Although not a primary concern of the president, felony disenfranchisement is also a popular voter suppression tactic. Felony disenfranchisement is the restriction of a felon's right to vote. In 11 states felons lose their right to vote indefinitely, depending on the crime, or require the governor to pardon their crime (forgive the charge of the crime), and they face a waiting period after their sentencing. In 16 states, felons lose the right to vote while in jail but are restored once they are released. In 21 states, the largest number, felons lose their right to vote while imprisoned, for a period of time after release, and then their right to vote is restored. However, in most cases where felons owe fines, they must fully pay off those fines or fees before their right is restored. An important and recent example of felony disenfranchisement is Florida’s Fourth Amendment. In 2018, Florida passed Amendment Four, a ballot initiative that allows felons to vote. Since most felons (up to 80%) have outstanding charges, the passage of Amendment Four did not do much. California passed Proposition 17 to allow the same on November 3. However, if a felon has an outstanding fee, they cannot vote.The reason that felony disenfranchisement is such an issue is that a 2010 study from the University of Georgia found that although felons account for 8% of the US population, they account for 33% of the Black population. Therefore, felony disenfranchisement disproportionately affects Blacks and their ability to vote, a form of voter suppression targets a minority.

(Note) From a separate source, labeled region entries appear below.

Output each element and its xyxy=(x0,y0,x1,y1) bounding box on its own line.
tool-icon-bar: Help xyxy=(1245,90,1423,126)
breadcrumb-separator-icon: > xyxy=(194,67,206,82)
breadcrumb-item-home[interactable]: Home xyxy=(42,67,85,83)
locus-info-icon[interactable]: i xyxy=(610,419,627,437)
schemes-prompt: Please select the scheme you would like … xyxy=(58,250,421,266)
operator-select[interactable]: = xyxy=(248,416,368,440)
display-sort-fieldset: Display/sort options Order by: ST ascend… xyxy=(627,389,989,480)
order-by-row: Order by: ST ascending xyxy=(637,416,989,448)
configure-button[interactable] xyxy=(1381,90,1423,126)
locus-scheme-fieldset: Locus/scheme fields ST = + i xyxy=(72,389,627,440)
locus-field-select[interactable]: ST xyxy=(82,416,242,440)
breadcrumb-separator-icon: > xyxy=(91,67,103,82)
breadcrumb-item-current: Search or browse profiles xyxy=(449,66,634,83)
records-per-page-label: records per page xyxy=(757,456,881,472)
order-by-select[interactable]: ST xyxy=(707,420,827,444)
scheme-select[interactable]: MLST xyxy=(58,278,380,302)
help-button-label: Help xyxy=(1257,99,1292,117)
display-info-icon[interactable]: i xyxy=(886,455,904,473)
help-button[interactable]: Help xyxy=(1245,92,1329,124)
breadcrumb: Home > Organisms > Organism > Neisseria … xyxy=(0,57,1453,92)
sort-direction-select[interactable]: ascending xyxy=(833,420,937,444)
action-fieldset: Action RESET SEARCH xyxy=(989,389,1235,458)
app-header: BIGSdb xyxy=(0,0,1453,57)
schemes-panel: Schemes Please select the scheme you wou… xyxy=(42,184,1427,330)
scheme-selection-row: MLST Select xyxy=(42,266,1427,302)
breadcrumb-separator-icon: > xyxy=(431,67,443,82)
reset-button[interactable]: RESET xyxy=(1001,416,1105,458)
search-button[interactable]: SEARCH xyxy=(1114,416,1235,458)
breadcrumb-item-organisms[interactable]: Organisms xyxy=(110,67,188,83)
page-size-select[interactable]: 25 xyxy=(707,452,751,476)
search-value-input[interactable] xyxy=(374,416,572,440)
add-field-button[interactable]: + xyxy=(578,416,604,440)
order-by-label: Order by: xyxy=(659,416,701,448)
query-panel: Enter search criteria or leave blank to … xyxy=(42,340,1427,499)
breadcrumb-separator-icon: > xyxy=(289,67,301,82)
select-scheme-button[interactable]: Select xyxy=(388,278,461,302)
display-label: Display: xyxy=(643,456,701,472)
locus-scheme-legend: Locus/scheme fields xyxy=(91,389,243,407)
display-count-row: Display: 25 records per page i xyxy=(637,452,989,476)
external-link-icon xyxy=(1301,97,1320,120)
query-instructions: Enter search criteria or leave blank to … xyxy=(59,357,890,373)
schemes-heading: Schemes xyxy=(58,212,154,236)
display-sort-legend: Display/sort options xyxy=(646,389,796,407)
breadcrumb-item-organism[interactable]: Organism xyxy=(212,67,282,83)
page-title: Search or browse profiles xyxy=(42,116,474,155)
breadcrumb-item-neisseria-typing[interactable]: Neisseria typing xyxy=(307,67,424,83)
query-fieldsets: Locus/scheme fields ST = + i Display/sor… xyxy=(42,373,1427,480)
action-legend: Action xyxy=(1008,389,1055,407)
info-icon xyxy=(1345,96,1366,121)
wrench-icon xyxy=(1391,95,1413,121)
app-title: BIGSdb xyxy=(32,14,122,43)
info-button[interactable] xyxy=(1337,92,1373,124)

Another form of voter suppression is voter ID laws. 36 states require specific voter identification that must be issued by the government. The two largest barriers to obtaining this special identification card are access and cost. Some questions related to access are:
How will you get to an ID office?
When is the office open?
Do you have to take time off work?
The cost one is a bit more complex. While government officials may claim that an ID is free, there are often hidden costs such as the requirement of other officials documents that cost money. Thus, the barriers to obtaining government-issued identification that is needed to voter is another form of voter suppression.
Graphic: Demand The Vote
Empirical data and 2020 election results makes it clear that voter fraud is not a rampant issue in the United States. Allegations of such will still dominate media headlines in the days to come and will likely shape who the next President of the United States will be. The larger concern should be voter suppression and the methods which elected officials use to disenfranchise millions of Americans. Understanding how officials may use tactics to suppress your vote is important. It allows an individual to call their representatives out, and make sure their voice is heard. Voting is a right, not a privilege, and should be treated as such.